Hundreds of thousands of Americans are affected by FH and yet many are not even aware that they are at risk of early death from cardiovascular disease. Furthermore, people in need of FH treatment are often missed by the healthcare system either because their cholesterol/lipids are not screened or because the cause of their high cholesterol is misunderstood.  Because of this, there is a strong need for public health education outreach to inform health care providers, payers, consumers, and policy makers of the need for early cholesterol screening and of the warning signs of FH to enable prompt identification and treatment of the condition.  The style, format, and information included in communication vehicles may vary depending on the population within each state, but examples produced by CDC or other states can be helpful as a guide. Please see the “FH tools and educational materials” section for more information including communication resources for Tier 1 FH applications.

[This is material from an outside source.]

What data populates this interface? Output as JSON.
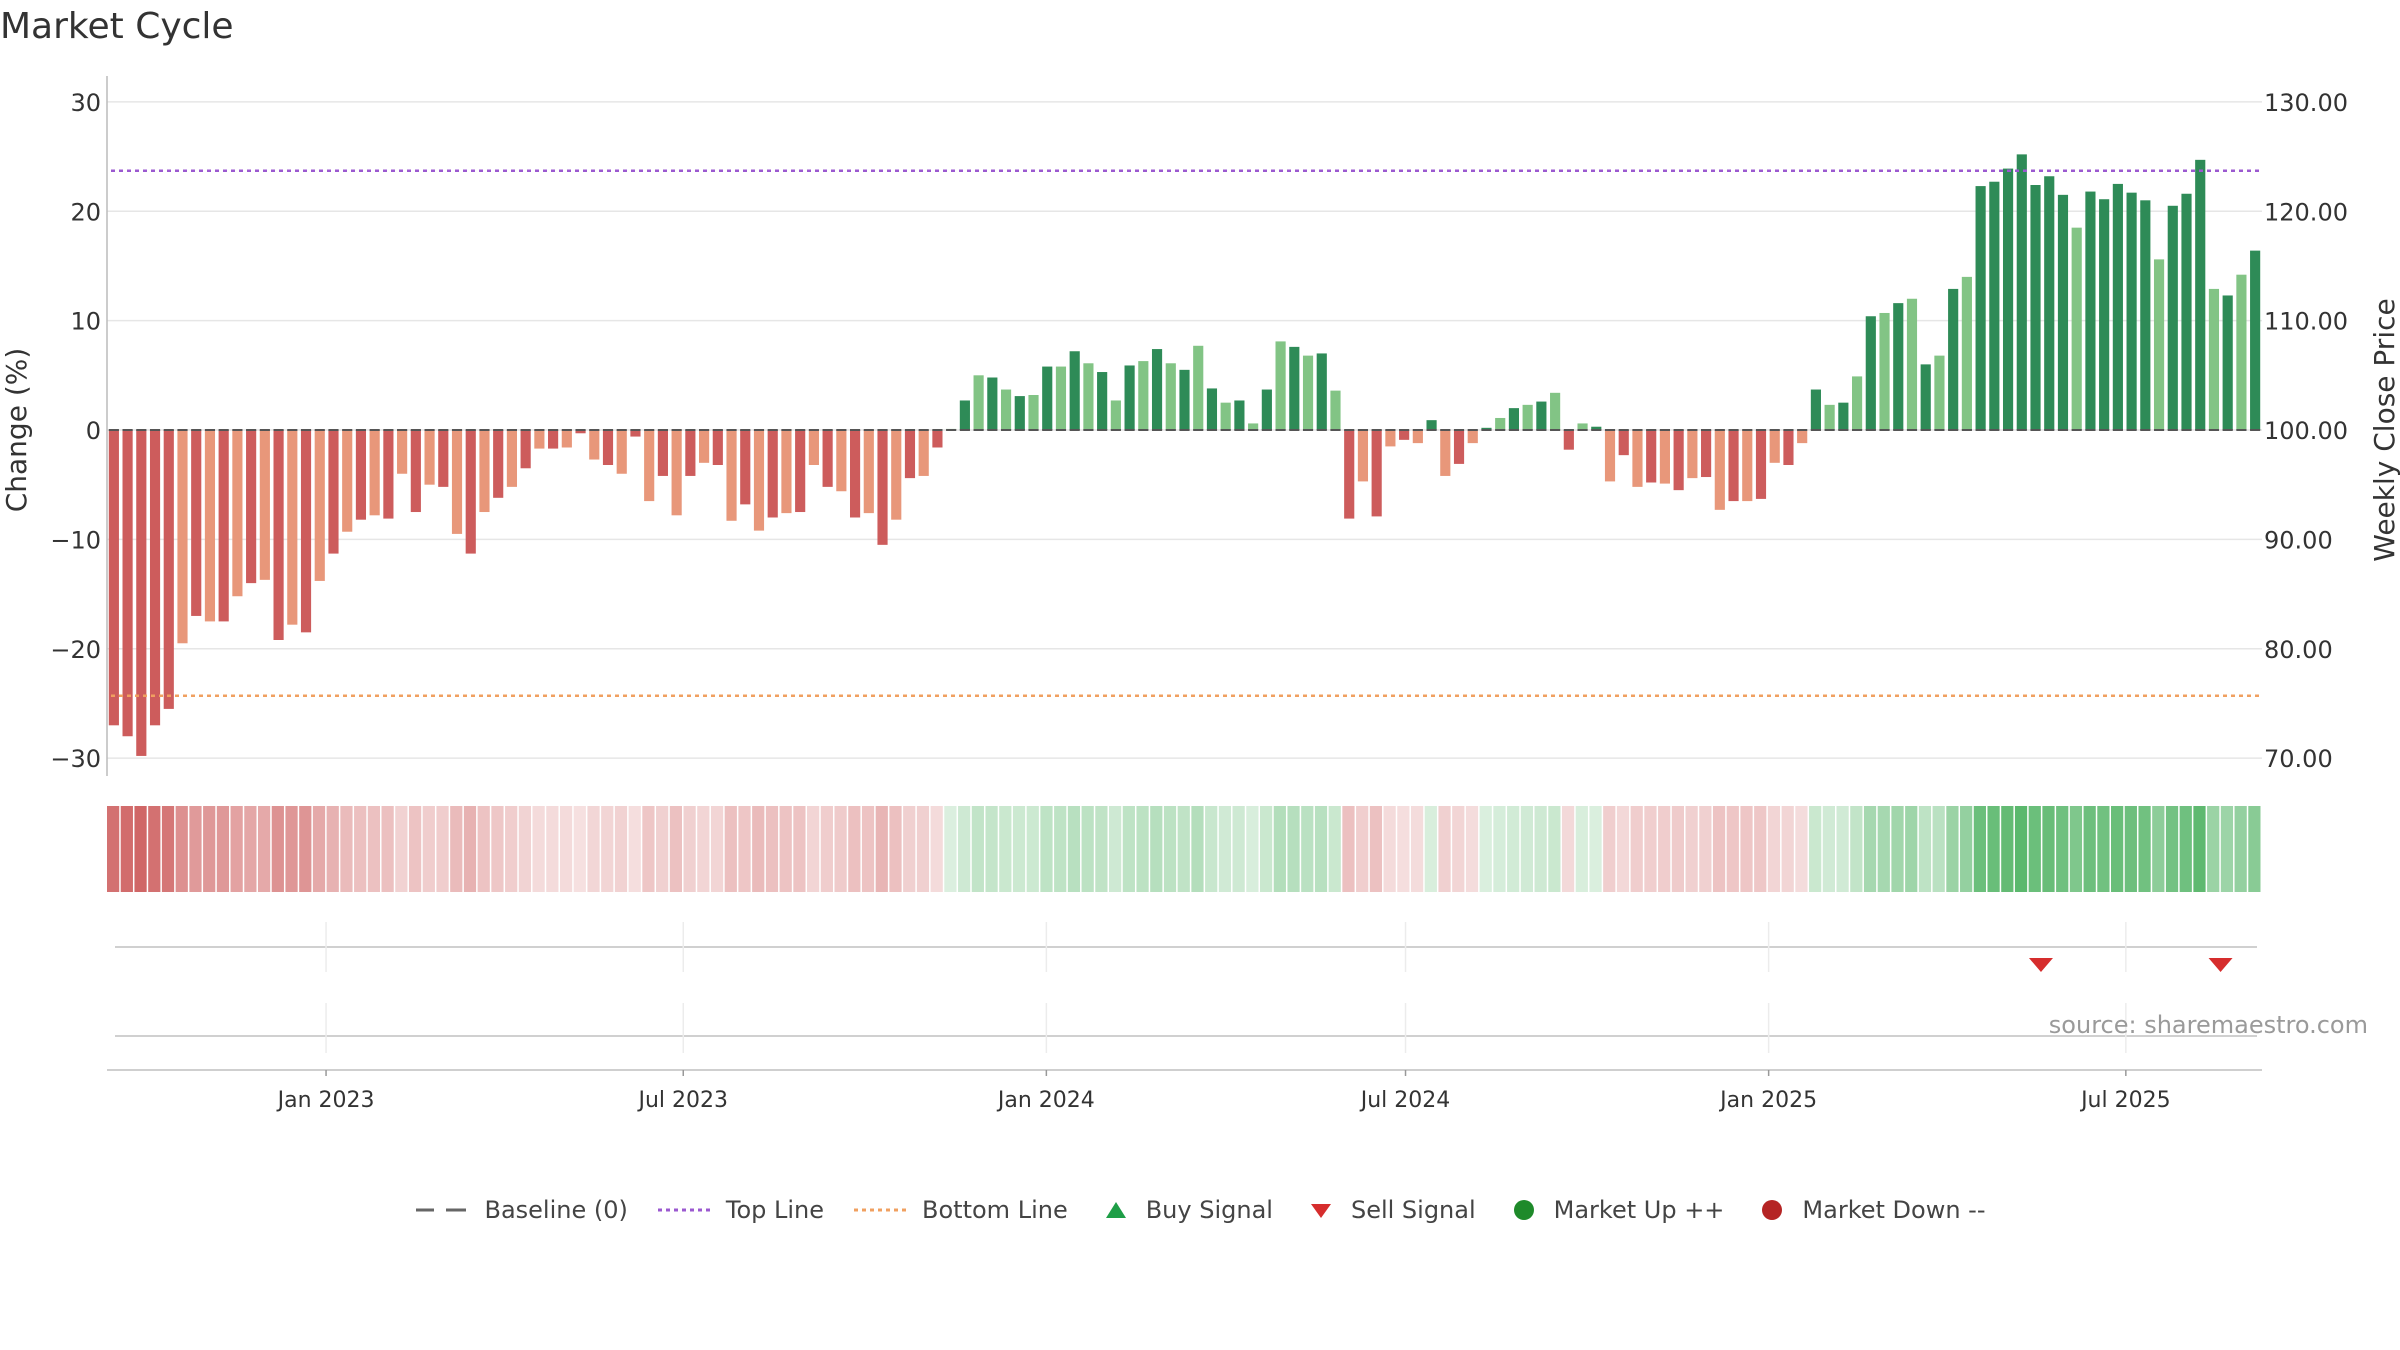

Example: Utah  Utah developed a program focusing on family history and FH.  Although the program is no longer active, there are many lessons to be learned from this project.

Example: West Virginia  Working with the West Virginia Department of Health and Human Resources, the CARDIAC-FH (Coronary Artery Risk Detection in Appalachian Communities – Familial Hypercholesterolemia) Project based at West Virginia University offers blood testing, LDL receptor analysis and detailed family history of heart disease to identify family members with FH.  They are working to establish a state-wide registry of patients with FH to help identify other family members, so that they can help them with treatment before they experience a life threatening cardiac event. For more information, call (304) 293-4224 or visit their website at www.cardiacwv.orgIn addition, a West Virginia statewide screening preogram of fifth graders from an AHRQ “Health Care Innovations Exchange” project has lead to identification and treatment of those with genetic predisposition to early-onset heart disease.